Antisocial personality disorder is very difficult to treat. People with this disorder may not even want treatment or think they need it. But people with antisocial personality disorder need treatment and close follow-up over the long term.
People with antisocial personality disorder may also need treatment for other conditions, such as depression, anxiety or substance use disorders. Medical and mental health providers with experience treating antisocial personality disorder and commonly associated conditions are most likely to be helpful.
The best treatment or combination of treatments depends on each person's particular situation and severity of symptoms.
Psychotherapy, also called talk therapy, is sometimes used to treat antisocial personality disorder. Psychotherapy is not always effective, especially if symptoms are severe and the person can't admit that he or she contributes to problems.
Psychotherapy may be provided in individual sessions, in group therapy, or in sessions that include family or even friends.
There are no medications specifically approved by the Food and Drug Administration to treat antisocial personality disorder. However, several types of psychiatric medications may help with certain conditions sometimes associated with antisocial personality disorder or with symptoms such as aggression. These medications may include antipsychotic, antidepressant or mood-stabilizing medications. They must be prescribed cautiously because some have the potential for misuse.

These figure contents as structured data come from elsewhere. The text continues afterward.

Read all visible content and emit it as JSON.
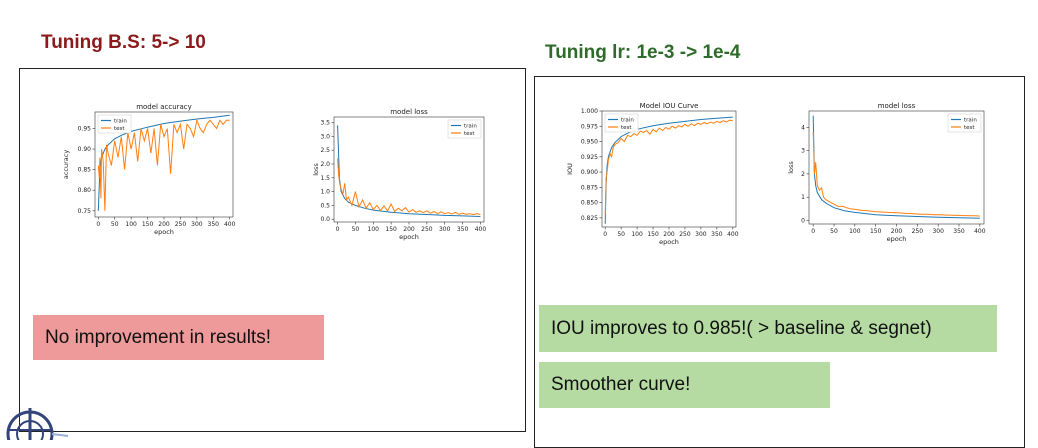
{
  "slide": {
    "heading_left": "Tuning B.S: 5-> 10",
    "heading_right": "Tuning lr: 1e-3 -> 1e-4",
    "note_left": "No improvement in results!",
    "note_right_1": "IOU improves to 0.985!( > baseline & segnet)",
    "note_right_2": "Smoother curve!"
  },
  "colors": {
    "train": "#1f77b4",
    "test": "#ff7f0e",
    "heading_left": "#8b1a1a",
    "heading_right": "#2f6b2a",
    "note_red": "#ee9a9a",
    "note_green": "#b5dba3"
  },
  "chart_data": [
    {
      "type": "line",
      "title": "model accuracy",
      "xlabel": "epoch",
      "ylabel": "accuracy",
      "xlim": [
        -10,
        410
      ],
      "ylim": [
        0.735,
        0.99
      ],
      "xticks": [
        0,
        50,
        100,
        150,
        200,
        250,
        300,
        350,
        400
      ],
      "yticks": [
        0.75,
        0.8,
        0.85,
        0.9,
        0.95
      ],
      "ytick_labels": [
        "0.75",
        "0.80",
        "0.85",
        "0.90",
        "0.95"
      ],
      "legend": {
        "position": "top-left",
        "entries": [
          "train",
          "test"
        ]
      },
      "grid": false,
      "series": [
        {
          "name": "train",
          "x": [
            0,
            5,
            10,
            20,
            30,
            50,
            75,
            100,
            150,
            200,
            250,
            300,
            350,
            400
          ],
          "values": [
            0.75,
            0.85,
            0.88,
            0.9,
            0.91,
            0.925,
            0.935,
            0.943,
            0.953,
            0.962,
            0.968,
            0.973,
            0.977,
            0.982
          ]
        },
        {
          "name": "test",
          "x": [
            0,
            3,
            5,
            8,
            10,
            15,
            20,
            25,
            30,
            40,
            50,
            60,
            70,
            80,
            90,
            100,
            110,
            120,
            130,
            140,
            150,
            160,
            170,
            180,
            190,
            200,
            210,
            220,
            230,
            240,
            250,
            260,
            270,
            280,
            290,
            300,
            310,
            320,
            330,
            340,
            350,
            360,
            370,
            380,
            390,
            400
          ],
          "values": [
            0.86,
            0.83,
            0.88,
            0.78,
            0.9,
            0.87,
            0.75,
            0.91,
            0.89,
            0.86,
            0.92,
            0.88,
            0.93,
            0.85,
            0.94,
            0.9,
            0.94,
            0.87,
            0.95,
            0.92,
            0.95,
            0.89,
            0.95,
            0.86,
            0.96,
            0.93,
            0.95,
            0.84,
            0.96,
            0.94,
            0.96,
            0.9,
            0.96,
            0.95,
            0.93,
            0.97,
            0.95,
            0.94,
            0.96,
            0.97,
            0.96,
            0.95,
            0.97,
            0.96,
            0.97,
            0.97
          ]
        }
      ]
    },
    {
      "type": "line",
      "title": "model loss",
      "xlabel": "epoch",
      "ylabel": "loss",
      "xlim": [
        -10,
        410
      ],
      "ylim": [
        -0.1,
        3.7
      ],
      "xticks": [
        0,
        50,
        100,
        150,
        200,
        250,
        300,
        350,
        400
      ],
      "yticks": [
        0,
        0.5,
        1,
        1.5,
        2,
        2.5,
        3,
        3.5
      ],
      "ytick_labels": [
        "0.0",
        "0.5",
        "1.0",
        "1.5",
        "2.0",
        "2.5",
        "3.0",
        "3.5"
      ],
      "legend": {
        "position": "top-right",
        "entries": [
          "train",
          "test"
        ]
      },
      "grid": false,
      "series": [
        {
          "name": "train",
          "x": [
            0,
            5,
            10,
            20,
            30,
            50,
            75,
            100,
            150,
            200,
            250,
            300,
            350,
            400
          ],
          "values": [
            3.4,
            1.5,
            1.0,
            0.75,
            0.62,
            0.5,
            0.4,
            0.33,
            0.25,
            0.2,
            0.17,
            0.14,
            0.12,
            0.1
          ]
        },
        {
          "name": "test",
          "x": [
            0,
            3,
            6,
            10,
            15,
            20,
            25,
            30,
            40,
            50,
            60,
            70,
            80,
            90,
            100,
            110,
            120,
            130,
            140,
            150,
            160,
            170,
            180,
            190,
            200,
            210,
            220,
            230,
            240,
            250,
            260,
            270,
            280,
            290,
            300,
            310,
            320,
            330,
            340,
            350,
            360,
            370,
            380,
            390,
            400
          ],
          "values": [
            2.2,
            1.6,
            1.3,
            1.1,
            0.9,
            1.3,
            0.7,
            0.8,
            0.5,
            1.0,
            0.45,
            0.7,
            0.4,
            0.6,
            0.35,
            0.5,
            0.32,
            0.48,
            0.3,
            0.55,
            0.28,
            0.4,
            0.3,
            0.42,
            0.26,
            0.35,
            0.25,
            0.3,
            0.24,
            0.3,
            0.22,
            0.28,
            0.2,
            0.27,
            0.2,
            0.24,
            0.19,
            0.25,
            0.18,
            0.22,
            0.18,
            0.2,
            0.17,
            0.2,
            0.17
          ]
        }
      ]
    },
    {
      "type": "line",
      "title": "Model IOU Curve",
      "xlabel": "epoch",
      "ylabel": "IOU",
      "xlim": [
        -10,
        410
      ],
      "ylim": [
        0.81,
        1.0
      ],
      "xticks": [
        0,
        50,
        100,
        150,
        200,
        250,
        300,
        350,
        400
      ],
      "yticks": [
        0.825,
        0.85,
        0.875,
        0.9,
        0.925,
        0.95,
        0.975,
        1.0
      ],
      "ytick_labels": [
        "0.825",
        "0.850",
        "0.875",
        "0.900",
        "0.925",
        "0.950",
        "0.975",
        "1.000"
      ],
      "legend": {
        "position": "top-left",
        "entries": [
          "train",
          "test"
        ]
      },
      "grid": false,
      "series": [
        {
          "name": "train",
          "x": [
            0,
            3,
            6,
            10,
            20,
            30,
            50,
            75,
            100,
            150,
            200,
            250,
            300,
            350,
            400
          ],
          "values": [
            0.815,
            0.88,
            0.91,
            0.925,
            0.94,
            0.948,
            0.958,
            0.965,
            0.97,
            0.976,
            0.98,
            0.983,
            0.986,
            0.988,
            0.99
          ]
        },
        {
          "name": "test",
          "x": [
            0,
            3,
            6,
            10,
            15,
            20,
            25,
            30,
            40,
            50,
            60,
            70,
            80,
            90,
            100,
            110,
            120,
            130,
            140,
            150,
            160,
            170,
            180,
            190,
            200,
            210,
            220,
            230,
            240,
            250,
            260,
            270,
            280,
            290,
            300,
            310,
            320,
            330,
            340,
            350,
            360,
            370,
            380,
            390,
            400
          ],
          "values": [
            0.83,
            0.89,
            0.9,
            0.92,
            0.93,
            0.925,
            0.94,
            0.945,
            0.948,
            0.955,
            0.95,
            0.96,
            0.958,
            0.963,
            0.96,
            0.967,
            0.965,
            0.968,
            0.962,
            0.97,
            0.966,
            0.972,
            0.968,
            0.973,
            0.97,
            0.975,
            0.972,
            0.976,
            0.974,
            0.978,
            0.975,
            0.979,
            0.976,
            0.98,
            0.978,
            0.981,
            0.979,
            0.982,
            0.98,
            0.983,
            0.981,
            0.984,
            0.982,
            0.985,
            0.984
          ]
        }
      ]
    },
    {
      "type": "line",
      "title": "model loss",
      "xlabel": "epoch",
      "ylabel": "loss",
      "xlim": [
        -10,
        410
      ],
      "ylim": [
        -0.15,
        4.7
      ],
      "xticks": [
        0,
        50,
        100,
        150,
        200,
        250,
        300,
        350,
        400
      ],
      "yticks": [
        0,
        1,
        2,
        3,
        4
      ],
      "ytick_labels": [
        "0",
        "1",
        "2",
        "3",
        "4"
      ],
      "legend": {
        "position": "top-right",
        "entries": [
          "train",
          "test"
        ]
      },
      "grid": false,
      "series": [
        {
          "name": "train",
          "x": [
            0,
            3,
            6,
            10,
            20,
            30,
            50,
            75,
            100,
            150,
            200,
            250,
            300,
            350,
            400
          ],
          "values": [
            4.5,
            2.0,
            1.5,
            1.2,
            0.9,
            0.75,
            0.55,
            0.42,
            0.35,
            0.25,
            0.2,
            0.17,
            0.14,
            0.12,
            0.1
          ]
        },
        {
          "name": "test",
          "x": [
            0,
            3,
            6,
            10,
            15,
            20,
            25,
            30,
            40,
            50,
            60,
            70,
            80,
            90,
            100,
            110,
            120,
            130,
            140,
            150,
            160,
            170,
            180,
            190,
            200,
            210,
            220,
            230,
            240,
            250,
            260,
            270,
            280,
            290,
            300,
            310,
            320,
            330,
            340,
            350,
            360,
            370,
            380,
            390,
            400
          ],
          "values": [
            3.8,
            2.0,
            2.5,
            1.5,
            1.3,
            1.4,
            1.0,
            0.9,
            0.8,
            0.7,
            0.6,
            0.62,
            0.55,
            0.5,
            0.48,
            0.45,
            0.43,
            0.42,
            0.4,
            0.38,
            0.37,
            0.36,
            0.35,
            0.34,
            0.33,
            0.32,
            0.31,
            0.3,
            0.29,
            0.28,
            0.27,
            0.27,
            0.26,
            0.25,
            0.25,
            0.24,
            0.23,
            0.23,
            0.22,
            0.22,
            0.21,
            0.21,
            0.2,
            0.2,
            0.19
          ]
        }
      ]
    }
  ]
}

If you have a loved one with antisocial personality disorder, it's critical that you also get help for yourself. Mental health professionals with experience managing this condition can teach you skills to learn how to set boundaries and help protect yourself from the aggression, violence and anger common to antisocial personality disorder. They can also recommend strategies for coping.
Ask the people on your loved one's treatment team for a referral. They may also be able to recommend support groups for families and friends affected by antisocial personality disorder.